As we’ve mentioned before, the South African Space Resources Association (SASRA) is a body dedicated to bringing South African mining and engineering experience into the field of space resource utilisation. If humankind is ever to leave the cradle, we must learn to gather resources from the moon, asteroids, and planets. South Africa probably has more expertise and experience in mining under extreme conditions than any other country in the world, so we have a lot to offer.
There are increasing signs that industry is beginning to take this seriously. Most recently, Mining Weekly interviewed SASRA president Michael Neale in their most recent edition. From the interview:
Neale points to a number of initiatives, both commercial and governmental, that promote interest in, and the development of, capabilities to sustainably stay on the moon.
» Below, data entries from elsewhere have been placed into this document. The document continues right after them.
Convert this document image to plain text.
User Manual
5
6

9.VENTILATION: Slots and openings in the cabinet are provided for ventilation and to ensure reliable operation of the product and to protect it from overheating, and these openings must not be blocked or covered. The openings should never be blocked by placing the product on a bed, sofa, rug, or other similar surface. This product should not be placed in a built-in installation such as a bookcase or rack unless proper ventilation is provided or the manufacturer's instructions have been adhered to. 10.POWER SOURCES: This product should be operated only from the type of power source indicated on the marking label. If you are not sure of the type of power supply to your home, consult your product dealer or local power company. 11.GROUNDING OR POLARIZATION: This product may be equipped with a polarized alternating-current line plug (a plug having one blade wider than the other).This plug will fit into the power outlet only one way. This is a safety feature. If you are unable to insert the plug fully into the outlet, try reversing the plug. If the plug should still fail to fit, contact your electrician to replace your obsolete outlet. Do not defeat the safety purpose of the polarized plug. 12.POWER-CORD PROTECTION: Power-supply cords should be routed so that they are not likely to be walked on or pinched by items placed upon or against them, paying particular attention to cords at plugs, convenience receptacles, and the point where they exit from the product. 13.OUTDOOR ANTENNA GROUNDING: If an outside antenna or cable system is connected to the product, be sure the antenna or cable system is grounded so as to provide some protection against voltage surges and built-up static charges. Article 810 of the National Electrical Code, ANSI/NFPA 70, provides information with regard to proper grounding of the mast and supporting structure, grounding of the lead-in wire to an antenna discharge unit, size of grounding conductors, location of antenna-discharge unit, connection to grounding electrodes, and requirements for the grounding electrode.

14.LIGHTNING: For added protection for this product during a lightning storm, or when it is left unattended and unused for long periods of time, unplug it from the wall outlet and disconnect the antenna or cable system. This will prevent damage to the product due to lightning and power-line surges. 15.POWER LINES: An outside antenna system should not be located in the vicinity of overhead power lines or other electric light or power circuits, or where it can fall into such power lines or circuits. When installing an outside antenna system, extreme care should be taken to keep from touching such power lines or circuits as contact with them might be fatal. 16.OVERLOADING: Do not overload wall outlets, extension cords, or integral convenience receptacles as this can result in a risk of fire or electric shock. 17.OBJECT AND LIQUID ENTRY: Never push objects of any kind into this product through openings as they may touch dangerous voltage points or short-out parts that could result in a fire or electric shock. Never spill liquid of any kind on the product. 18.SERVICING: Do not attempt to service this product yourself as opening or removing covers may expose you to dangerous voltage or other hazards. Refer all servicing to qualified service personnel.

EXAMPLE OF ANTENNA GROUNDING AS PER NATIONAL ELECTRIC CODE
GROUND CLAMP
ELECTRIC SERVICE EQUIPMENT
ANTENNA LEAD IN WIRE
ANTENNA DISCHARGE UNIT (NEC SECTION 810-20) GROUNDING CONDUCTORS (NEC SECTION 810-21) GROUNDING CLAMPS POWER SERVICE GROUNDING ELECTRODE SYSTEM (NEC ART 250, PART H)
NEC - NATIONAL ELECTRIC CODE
“Most people think that mining on the moon is unfeasible, or that it will not happen in their lifetimes. But, if we consider the short time in which people landed, walked and drove on the moon after the initial announcement of the Apollo series of lunar missions, then space mining and exploration of our solar system can happen in our lifetimes,” he explains, adding that this presents both scientific and commercial challenges and oppor- tunities to countries and companies.
Commercial lunar mining business Shackleton Energy Company, for example, plans to take water from the moon to the International Space Station (ISS) and to refuel earth orbiting satellites before the end of the decade, while global search engine and cloud computing company Google will give $30-million to the first team to land, traverse 500 m and send pictures from the moon by 2015, explains Neale.
“This is very exciting for me because these are private, commercial companies supporting these initiatives, which means that they believe in the concept and long- term prospects. Further, Nasa will soon be relying on commercial companies such as space exploration technologies company SpaceX to resupply the ISS.”